Women and Jewelry: Niki Kavakonis

Exemplifying clean lines and a variety of themes, Niki Kavakonis’ designs can be found on the most stylish of women and men.

Born in Canada into a family where Art and Design were both appreciated and promoted, her Greek father (who also worked in the architectural field) was a practicing sculptor, best known for the bronze doors on St. Anne’s Church, Gladstone Ave., Toronto. Her Finnish mother, an avid crocheter and knitter, ensured that the concept of good design, a trait Finland is famous for, was instilled in her daughter at an early age.

As a child, Niki traveled extensively, and by age ten she had visited over twenty countries, her parents taking her to every museum they could find. It was these early formative experiences which drove her to pursue a knowledge of Art and Architecture, both at the practical level (she possesses a diploma in the studio arts), and academically, through doctoral studies in Art and Architectural History, at the University of Toronto.

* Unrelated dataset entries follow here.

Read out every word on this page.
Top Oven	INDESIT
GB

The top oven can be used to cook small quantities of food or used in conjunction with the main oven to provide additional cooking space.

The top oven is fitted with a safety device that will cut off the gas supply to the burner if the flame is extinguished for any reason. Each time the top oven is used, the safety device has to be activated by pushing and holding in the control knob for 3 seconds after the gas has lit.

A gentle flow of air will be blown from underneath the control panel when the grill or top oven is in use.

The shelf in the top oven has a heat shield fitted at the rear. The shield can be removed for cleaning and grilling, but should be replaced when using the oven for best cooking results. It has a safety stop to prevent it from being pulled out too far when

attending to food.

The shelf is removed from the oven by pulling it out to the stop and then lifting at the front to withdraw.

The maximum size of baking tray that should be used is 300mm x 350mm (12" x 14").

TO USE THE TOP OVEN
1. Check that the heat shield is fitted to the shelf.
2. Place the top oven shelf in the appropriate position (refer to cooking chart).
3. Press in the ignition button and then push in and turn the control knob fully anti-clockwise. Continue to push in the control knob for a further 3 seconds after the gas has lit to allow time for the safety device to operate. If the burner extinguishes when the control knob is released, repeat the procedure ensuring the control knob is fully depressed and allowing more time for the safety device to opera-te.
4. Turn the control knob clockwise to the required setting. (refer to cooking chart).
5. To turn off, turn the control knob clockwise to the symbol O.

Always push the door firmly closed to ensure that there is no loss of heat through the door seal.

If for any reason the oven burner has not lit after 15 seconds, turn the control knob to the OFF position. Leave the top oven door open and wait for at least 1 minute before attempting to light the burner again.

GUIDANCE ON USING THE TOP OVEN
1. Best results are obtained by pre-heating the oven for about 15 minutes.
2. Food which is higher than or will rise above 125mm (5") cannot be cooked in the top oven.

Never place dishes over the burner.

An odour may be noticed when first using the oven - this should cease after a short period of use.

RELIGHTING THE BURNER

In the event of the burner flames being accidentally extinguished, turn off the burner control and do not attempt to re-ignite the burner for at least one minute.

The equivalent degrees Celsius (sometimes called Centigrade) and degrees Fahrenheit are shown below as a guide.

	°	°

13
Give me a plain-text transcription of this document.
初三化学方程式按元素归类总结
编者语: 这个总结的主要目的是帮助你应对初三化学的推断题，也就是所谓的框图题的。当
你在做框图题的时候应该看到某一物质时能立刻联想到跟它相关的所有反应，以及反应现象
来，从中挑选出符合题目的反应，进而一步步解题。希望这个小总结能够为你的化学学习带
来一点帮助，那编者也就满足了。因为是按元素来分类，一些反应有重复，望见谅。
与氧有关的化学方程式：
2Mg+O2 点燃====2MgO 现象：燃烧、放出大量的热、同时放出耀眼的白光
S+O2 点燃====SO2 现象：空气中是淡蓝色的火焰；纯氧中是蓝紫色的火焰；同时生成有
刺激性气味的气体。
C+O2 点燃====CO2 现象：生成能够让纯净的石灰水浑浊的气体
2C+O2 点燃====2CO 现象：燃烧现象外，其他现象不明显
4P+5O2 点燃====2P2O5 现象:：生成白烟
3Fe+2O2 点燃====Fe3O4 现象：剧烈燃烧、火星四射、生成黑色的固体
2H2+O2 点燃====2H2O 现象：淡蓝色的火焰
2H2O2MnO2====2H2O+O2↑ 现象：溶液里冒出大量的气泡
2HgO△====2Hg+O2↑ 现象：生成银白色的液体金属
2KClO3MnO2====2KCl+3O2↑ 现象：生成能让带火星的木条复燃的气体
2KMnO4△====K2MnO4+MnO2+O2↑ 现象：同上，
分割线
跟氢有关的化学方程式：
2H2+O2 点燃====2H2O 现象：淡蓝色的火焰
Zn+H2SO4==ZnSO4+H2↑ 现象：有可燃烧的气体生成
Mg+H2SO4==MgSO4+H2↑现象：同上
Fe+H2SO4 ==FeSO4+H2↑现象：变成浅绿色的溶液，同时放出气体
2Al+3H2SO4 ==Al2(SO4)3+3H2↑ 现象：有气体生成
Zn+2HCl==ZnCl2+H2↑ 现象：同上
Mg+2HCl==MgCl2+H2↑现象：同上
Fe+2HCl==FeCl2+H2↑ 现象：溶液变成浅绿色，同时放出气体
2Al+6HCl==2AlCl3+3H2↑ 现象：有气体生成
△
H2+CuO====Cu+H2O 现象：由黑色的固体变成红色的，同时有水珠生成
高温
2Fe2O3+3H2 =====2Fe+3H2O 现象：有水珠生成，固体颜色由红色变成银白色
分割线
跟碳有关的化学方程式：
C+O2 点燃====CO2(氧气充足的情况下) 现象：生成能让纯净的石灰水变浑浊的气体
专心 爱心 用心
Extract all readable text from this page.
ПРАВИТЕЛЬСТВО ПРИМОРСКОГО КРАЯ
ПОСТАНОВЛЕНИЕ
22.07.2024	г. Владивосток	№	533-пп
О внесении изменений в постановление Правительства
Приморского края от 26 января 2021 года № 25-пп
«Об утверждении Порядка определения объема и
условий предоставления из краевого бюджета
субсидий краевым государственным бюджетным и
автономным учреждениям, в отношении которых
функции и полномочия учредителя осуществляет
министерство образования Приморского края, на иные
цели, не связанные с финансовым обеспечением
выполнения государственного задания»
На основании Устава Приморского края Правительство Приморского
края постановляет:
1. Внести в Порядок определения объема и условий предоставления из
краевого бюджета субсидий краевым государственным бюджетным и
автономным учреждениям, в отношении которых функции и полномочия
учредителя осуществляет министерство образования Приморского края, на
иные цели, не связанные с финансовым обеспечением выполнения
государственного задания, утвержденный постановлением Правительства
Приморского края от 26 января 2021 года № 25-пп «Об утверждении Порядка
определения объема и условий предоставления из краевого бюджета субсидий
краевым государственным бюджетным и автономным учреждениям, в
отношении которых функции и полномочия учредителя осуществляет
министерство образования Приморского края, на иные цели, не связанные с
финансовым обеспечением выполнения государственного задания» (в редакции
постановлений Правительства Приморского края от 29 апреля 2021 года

It is in creating jewelry that Niki can best convey her passions. She is attracted to jewelry for its miniature sculptural qualities, and many of her designs can be appreciated as such. In her work she develops a number of varying themes, believing that what one wears is an expression of the wearer. One of her favorite themes is architecture.

From 2002 to 2005 Niki Kavakonis was the President of the Metal Arts Guild of Canada, as well as editor of its publication MAGazine.

In 2005 she curated ‘The Northern Lights Exhibition featuring Björn Weckström’, and edited the catalogue of the same name. The exhibition was on display at the Design Exchange, Toronto; July 1 to August 7 2005.